In 1927, Jones was faced with the problem of helping friend convert their silent movie theater into a "talkie" theater. Not only did he convert scrap metal into the parts necessary to deliver a soundtrack to the video, he also devised ways to stabilize and improve the picture quality. When Joe Numero, the head of Ultraphone Sound Systems heard about Fred's devices, he invited Fred to come to Minneapolis for a job interview. After taking a position with the company, Fred began improving on many of the existing devices the company sold. Many of his improvements were so significant, representatives from A.T. & T and RCA sat down to talk with Fred and were amazed at the depth of his knowledge on intricate details, particularly in light of his limited educational background. Around this time, Fred came up with a new idea - an automatic ticket-dispensing machine to be used at movie theaters. Fred applied for and received a patent for this device in June of 1939 and the patent rights were eventually sold to RCA.

 At some point, Joe Numero was presented with the task of developing a device which would allow large trucks to transport perishable products without them spoiling. Jones set to work and developed a cooling process that could refrigerate the interior of the tractor-trailer. In 1939 Fred and Joe Numero received a patent for the vehicle air-conditioning device which would later be called a Thermo King. This product revolutionized several industries including shipping and grocery businesses. Grocery chains were now able to import and export products which previously could only have been shipped as canned goods. Thus, the frozen food industry was created and the world saw the emergence of the "supermarket." 

In addition to installing the Thermo King refrigeration units in trucks and tractor-trailers, Jones modified the original design so they could be outfitted for trains, boats and ships.During World War II, the Department of Defense found a great need portable refrigeration units for distributing food and blood plasma to troops in the field.
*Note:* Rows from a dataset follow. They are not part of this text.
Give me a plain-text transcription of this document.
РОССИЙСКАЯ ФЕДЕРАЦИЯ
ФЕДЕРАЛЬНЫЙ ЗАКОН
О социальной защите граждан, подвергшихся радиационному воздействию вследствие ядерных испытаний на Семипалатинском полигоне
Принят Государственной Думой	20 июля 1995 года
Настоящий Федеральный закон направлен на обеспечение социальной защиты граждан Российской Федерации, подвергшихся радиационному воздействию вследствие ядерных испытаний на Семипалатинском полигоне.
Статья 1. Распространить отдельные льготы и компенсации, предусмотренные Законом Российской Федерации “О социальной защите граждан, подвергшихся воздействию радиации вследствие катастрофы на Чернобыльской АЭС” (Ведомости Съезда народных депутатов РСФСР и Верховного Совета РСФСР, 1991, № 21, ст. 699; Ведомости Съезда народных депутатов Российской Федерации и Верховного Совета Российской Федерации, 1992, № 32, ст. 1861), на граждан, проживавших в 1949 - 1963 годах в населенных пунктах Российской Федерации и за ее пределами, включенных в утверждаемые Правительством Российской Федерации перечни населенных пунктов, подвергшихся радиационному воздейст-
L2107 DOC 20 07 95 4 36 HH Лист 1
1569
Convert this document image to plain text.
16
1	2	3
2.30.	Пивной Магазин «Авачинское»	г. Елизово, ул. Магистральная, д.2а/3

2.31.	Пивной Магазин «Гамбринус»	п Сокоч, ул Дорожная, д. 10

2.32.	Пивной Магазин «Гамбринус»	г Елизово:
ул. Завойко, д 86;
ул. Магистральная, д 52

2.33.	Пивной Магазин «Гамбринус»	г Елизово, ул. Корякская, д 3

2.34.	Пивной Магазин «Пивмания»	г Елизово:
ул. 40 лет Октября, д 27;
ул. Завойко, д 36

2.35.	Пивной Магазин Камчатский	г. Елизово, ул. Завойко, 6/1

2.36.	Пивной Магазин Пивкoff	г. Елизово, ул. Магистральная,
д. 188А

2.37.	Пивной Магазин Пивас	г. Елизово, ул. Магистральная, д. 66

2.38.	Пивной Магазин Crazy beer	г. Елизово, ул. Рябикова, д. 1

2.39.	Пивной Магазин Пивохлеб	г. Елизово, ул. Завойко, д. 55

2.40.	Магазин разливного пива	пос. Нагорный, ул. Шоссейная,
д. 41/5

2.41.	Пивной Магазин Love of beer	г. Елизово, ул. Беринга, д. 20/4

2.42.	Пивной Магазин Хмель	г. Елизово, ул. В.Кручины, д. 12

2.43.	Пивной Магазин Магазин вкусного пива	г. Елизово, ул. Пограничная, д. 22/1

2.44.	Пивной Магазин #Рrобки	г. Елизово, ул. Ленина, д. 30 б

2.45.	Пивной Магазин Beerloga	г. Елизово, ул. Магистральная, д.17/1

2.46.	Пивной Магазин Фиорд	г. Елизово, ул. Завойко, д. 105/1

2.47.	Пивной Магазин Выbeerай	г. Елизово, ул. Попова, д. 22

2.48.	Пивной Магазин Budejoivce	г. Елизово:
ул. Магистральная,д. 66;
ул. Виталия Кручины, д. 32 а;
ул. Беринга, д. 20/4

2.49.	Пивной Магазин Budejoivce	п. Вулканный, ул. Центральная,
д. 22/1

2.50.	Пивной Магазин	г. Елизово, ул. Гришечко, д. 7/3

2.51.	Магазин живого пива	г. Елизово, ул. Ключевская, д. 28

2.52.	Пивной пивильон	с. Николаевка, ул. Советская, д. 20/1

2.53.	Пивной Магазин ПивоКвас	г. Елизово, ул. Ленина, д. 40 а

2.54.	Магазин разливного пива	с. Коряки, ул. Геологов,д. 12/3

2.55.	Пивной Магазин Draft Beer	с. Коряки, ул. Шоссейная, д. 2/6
The Department called upon Thermo King for a solution. Fred modified his device and soon had developed a prototype which would eventually allow airplanes to parachute these units down behind enemy lines to the waiting troops.For the next 20 years, Fred Jones continued make improvements on existing devices and devised new inventions when necessary to aid the public. Jones died on February 21, 1961 and was posthumously awarded the National Medal of Technology, one of the greatest honors an inventor could receive. Jones was the first Black inventor to ever receive such an honor.

 


 


 

 

Charles Drew, M.D. (1904 - 1950) Founder of American Red Cross Blood Program

Charles Richard Drew, who was born in Washington, D.C. in 1904, received his medical degree from McGill University School of Medicine and continued his studies at Columbia University, where he wrote a thesis entitled Banked Blood. In 1940, Dr. Drew was asked to help administer the Blood Transformation Betterment Association in New York, which the Red Cross supported financially. The same year, he developed a system to produce plasma, separating it from the blood matter. In 1941, he became the first medical director of the first American Red Cross Blood Bank in the United States, which produced dried plasma that could be preserved longer than the liquid plasma. The pioneering medical work of Dr. Drew, a distinguished African American, saved the lives of thousands of wounded Allied serviceman during the the Second World War. He received the NAACP's Spingarn Medal for his work in the British and American blood plasma projects. In 1950, he died from injuries received in a car accident despite heroic efforts by the staff of a small North Carolina hospital to keep him alive. During his lifetime, Dr. Drew worked diligently under the constraints of a segregated society to help citizens of the world, regardless of their race or ethnicity.